Archaeologists from Kuzbass created a 3D model of a part of the Tepsei archaeological site
Archaeologists from Kuzbass created a 3D model of a part of the Tepsei archaeological site accommodating a dense cluster of prehistoric rock art
Archeologists from Kemerovo State University are exploring the Tepsei site of Minusinsk Basin, located in Krasnoturansky district (Krasnoyarsk region). Their research objective is to describe the culture and history of the site, covering over 27 square kilometers. The territory includes Mount Tepsei (630 m high) and the river valley below. The site has already revealed numerous archeological artifacts, burial grounds, and ancient villages of the Yenisey culture. The local rock art ranges from the Stone Age to ethnographic times and is represented by numerous petroglyphs on rocks, horizontal stone plates, and Tagar burrows.
The Tepsei cave art first attracted the attention of our Department of Archeology in 1980s, when a team of archeologists, led by Dr. B.N Pyatkin, explored the local petroglyphs. In 1995, Tepsei rock art became the subject of an international French and Russian program supervised by Yakov Sher and Henry-Paul Frankfor. The team studied the effect of the artificial lake on the local petroglyphs.
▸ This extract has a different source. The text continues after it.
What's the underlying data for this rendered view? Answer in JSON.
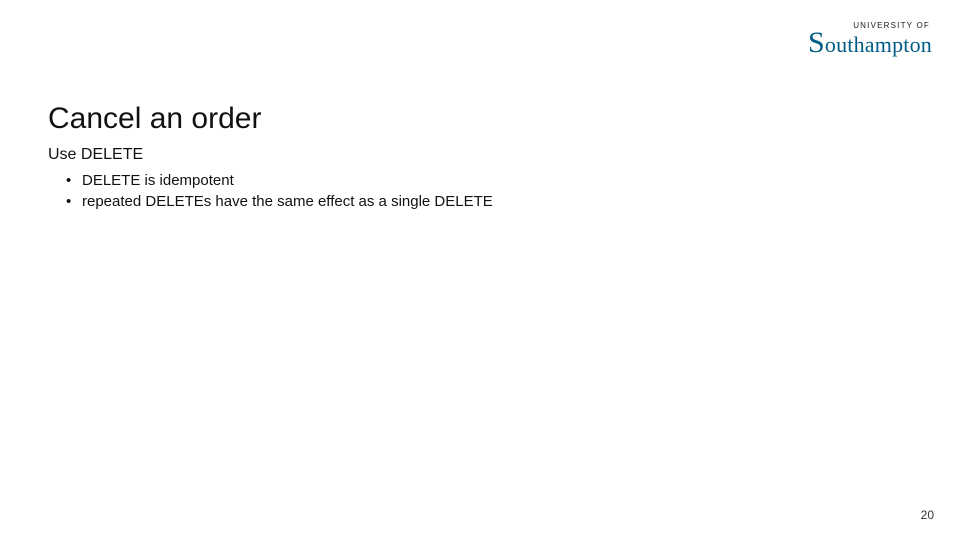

Eight years ago, Kemerovo State University returned to Tepsei and resumed the research on a new level: Olga Sovetova, the Director of the Institute of History and International Relations, and her team of archeologists use 3D modeling and UAV drones to study the local rock art.
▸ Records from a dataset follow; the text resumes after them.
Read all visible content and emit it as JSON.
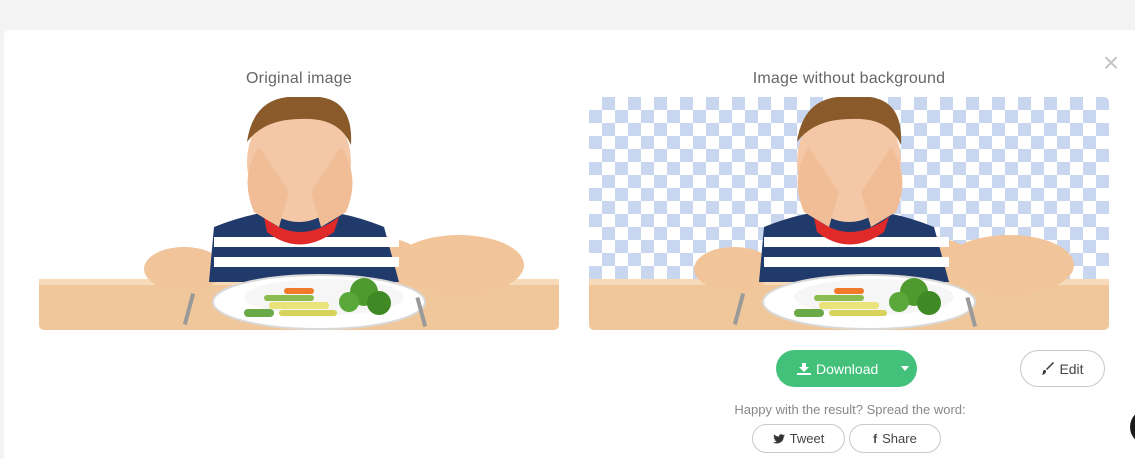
{
  "modal": {
    "close_label": "×"
  },
  "captions": {
    "original": "Original image",
    "result": "Image without background"
  },
  "actions": {
    "download_label": "Download",
    "download_icon": "download-tray-icon",
    "caret_icon": "caret-down-icon",
    "edit_label": "Edit",
    "edit_icon": "brush-icon"
  },
  "share": {
    "prompt": "Happy with the result? Spread the word:",
    "tweet_label": "Tweet",
    "tweet_icon": "twitter-bird-icon",
    "share_label": "Share",
    "share_icon": "facebook-f-icon"
  },
  "colors": {
    "download_green": "#43c17a",
    "checker_blue": "#c9d6ef",
    "table_wood": "#f0c79b"
  }
}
In 2018 the team obtained a grant support to catalog the prehistoric rock art of Mount Tepsei using both traditional and innovative methods. They employed a Garmin GPS device to record each surface. By marking each individual site on Google Maps, the archeologists identified the largest clusters of petroglyphs and revealed the areas that needed additional in situ research. The GPS technology made it possible to define the approximate boundaries of the Tepsei archaeological site. A UAV survey of inaccessible mountain areas helped to identify some new rock art clusters. The petroglyphs were cataloged and copied using both contact and non-contact methods, e.g. mica-coated paper, various shooting modes, etc.
The graphic sources database of the Tepsei site is almost complete. The scientists have already copied and cataloged the prehistoric art of the river valley near Mount Tepsei and its upper areas, including two ravines, as well as petroglyphs made on burial stones and slabs at the foot of the mountain. Two expeditions took place in July and September of 2020. The archeologists performed an aerial survey of the terrain, mapped the territory, and explored some hard-to-reach areas using drones. They completed 3D models of fifteen rock art surfaces.
The scientists worked in cooperation with specialists from the RSSDA laboratory (Moscow). Together, they completed a 3D virtual model of one of the clusters. This model will show the exact location of each rock art site, burial stone, or stone slab. The map will also show excavation sites. The research will define the precise boundaries of the whole Tepsei cluster and give a more accurate picture of the ancient history of southern Siberia: the gradual change of cultures, migration routes, the time when various settlements were set up, the worldview of the peoples that etched the petroglyphs, etc. In addition, the historians found some new rock paintings, including that of a wild horse (approx. the 3rd BC) and Scythian figures of animals made with delicate engraved lines (the 8th-3rd BC).